Decision Trees

Trees with decision nodes and leaf nodes. Decision nodes ask a question and split the data based on the answer. Leaf nodes are the final nodes that predict the outcome either a class label or a value.

The goal is to create a tree that asks questions that best split the data to make the most accurate predictions.

Need to pick the first question to ask. The question should split the data into subsets that are as pure as possible pure meaning that all the data in the subset belongs to the same class. The measure of purity can be entropy or gini impurity etc. also minimize impurity, also want to minimize the number of questions asked to avoid overfitting. Can also define a max depth. Or when the number of samples in a node is below a certain threshold or the purity didnt improve by a certain threshold.

How does this relate to cross-entropy? Entropy is a measure of impurity in a bunch of examples. It is 0 when all examples are of the same class. It is 1 when the examples are evenly split between classes. if x is 0.5 then the entropy is 1. If x is 0 or 1 then the entropy is 0. Hence the entropy is a measure of impurity. the fomula looks a lot like the log loss function so it is related.

p1 =fraction of examples in class 1, p2 = fraction of examples in class 2, i.e. 1-p1

$Entropy = -p1log2(p1) - p2log2(p2)$

When choosing we want to minimize the entropy. but we also need to normalize it by the number of examples in the node so the entropy is not biased towards nodes with more examples.

So we cant just add the entropys of the 2 branches and average them. We need to weight them by the number of examples in each branch. Does this also matter for binary classification?

Can then calculate the information gain by subtracting the weighted entropy of the branches from the entropy of the parent node. "reductiion entropy" which is like weve never made a split before.

We do recursive splitting until good tree.

if we have categorical features we can split on them. If we have numerical features we can split on them by choosing a threshold and splitting on the threshold. When a categorical feature has many categories, we can use a binary/one-hot encoding to turn it into a numerical feature. k possible values can be encoded as k binary features.

finding the threshold for a numerical feature is a bit more complex. You can sort the values and then try all midpoints between the values. so if you have 3 values you have 2 midpoints.

Using multiple decision trees

one tree can be overfitting i.e very sensitive to small changes in the data. so we can use multiple trees and average their predictions, this is called a Tree Ensemble.

Sampling with replacement is called bootstrapping. We can use bootstrapping to create multiple datasets from the original dataset. We can then train a tree on each dataset.

replacement because a sample gets put back in the dataset after it is picked. So the same sample can be picked multiple times.

Random forest is a tree ensemble where each tree is trained on a different dataset. The predictions are then averaged this uses the wisdom of the crowd to make predictions.

what is difference of bagging and bootstrapping? both seem to do the same.

Random forst can be further randomized to make the trees more different from each other. To avoid always having the same root decision for example.
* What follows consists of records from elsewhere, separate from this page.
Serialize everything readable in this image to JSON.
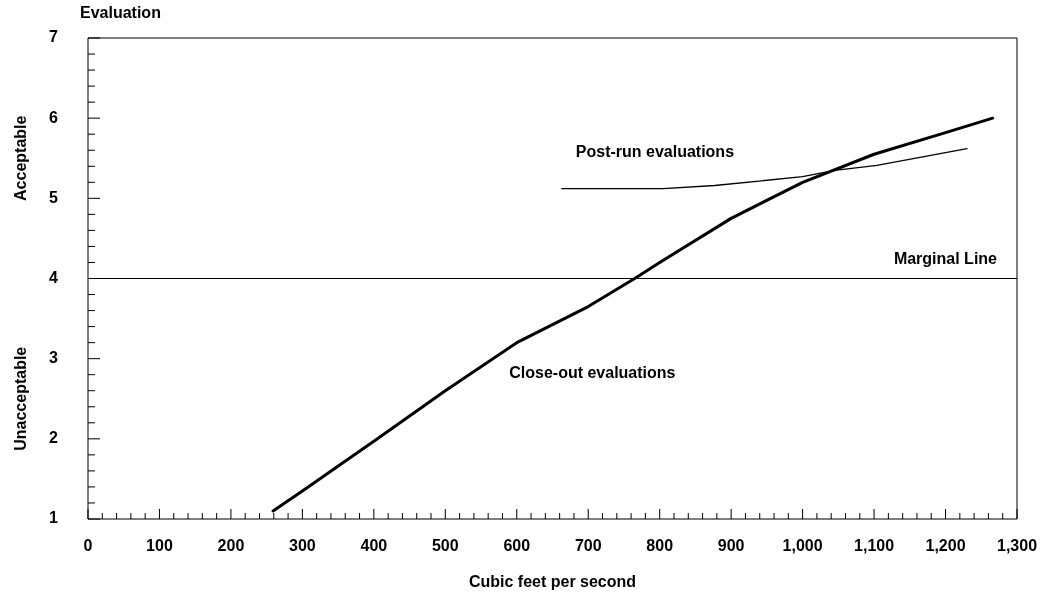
{
  "chart_data": {
    "type": "line",
    "ylabel": "Evaluation",
    "xlabel": "Cubic feet per second",
    "marker": "none",
    "grid": false,
    "legend": false,
    "xlim": [
      0,
      1300
    ],
    "ylim": [
      1,
      7
    ],
    "xticks": [
      0,
      100,
      200,
      300,
      400,
      500,
      600,
      700,
      800,
      900,
      {
        "value": 1000,
        "label": "1,000"
      },
      {
        "value": 1100,
        "label": "1,100"
      },
      {
        "value": 1200,
        "label": "1,200"
      },
      {
        "value": 1300,
        "label": "1,300"
      }
    ],
    "yticks": [
      1,
      2,
      3,
      4,
      5,
      6,
      7
    ],
    "series": [
      {
        "name": "Post-run evaluations",
        "color": "#000000",
        "x": [
          663,
          805,
          877,
          1000,
          1045,
          1104,
          1230
        ],
        "values": [
          5.12,
          5.12,
          5.16,
          5.27,
          5.35,
          5.41,
          5.62
        ]
      },
      {
        "name": "Close-out evaluations",
        "color": "#000000",
        "x": [
          259,
          300,
          400,
          500,
          600,
          700,
          765,
          800,
          900,
          1000,
          1100,
          1200,
          1266
        ],
        "values": [
          1.1,
          1.35,
          1.97,
          2.6,
          3.2,
          3.65,
          4.0,
          4.2,
          4.75,
          5.2,
          5.55,
          5.82,
          6.0
        ]
      }
    ],
    "ref_lines": [
      {
        "axis": "y",
        "value": 4,
        "label": "Marginal Line",
        "color": "#000000"
      }
    ],
    "annotations": [
      "Acceptable",
      "Unacceptable"
    ]
  }
}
From n features randomly select k features and then pick the best feature from those k features. k is usually sqrt(n) for classification.

in the random forest when building the dataset all samples have the same probability of being picked. In gradient boosting the probability of being picked is weighted by the error of the previous tree. So we give missclassified samples a higher probability of being picked. This is called boosting.

decsiion trees work great for tabular data structured data. They dont work well for unstructured data like images or text or audio.

small trees can be visualized and interpreted. They can be used for feature selection. They can handle missing values. They can handle categorical and numerical features.

Classification Trees

Can be used for classification, i.e. in the leaves we have the class labels.

Building a Classification Tree

Gini Impurity

Regression Trees

Can be used for regression, i.e. in the leaves we then get a prediction of the target variable. if multiple examples end up in the same leaf we can take the average of the target variable.

Instead of using entropy or gini impurity we can use the variance of the target variable as a measure of impurity. we can then weight the variance of the branches by the number of examples in the branch and subtract the weighted variance of the branches from the variance of the parent node.

Building a Regression Tree

Pruning a Tree

Pruning is a technique to reduce the size of the tree by removing nodes that do not provide much information.

Problems with Decision Trees

They can overfit the data. They are sensitive to small changes in the data. They can create biased trees if some classes dominate. They can't handle unseen data well.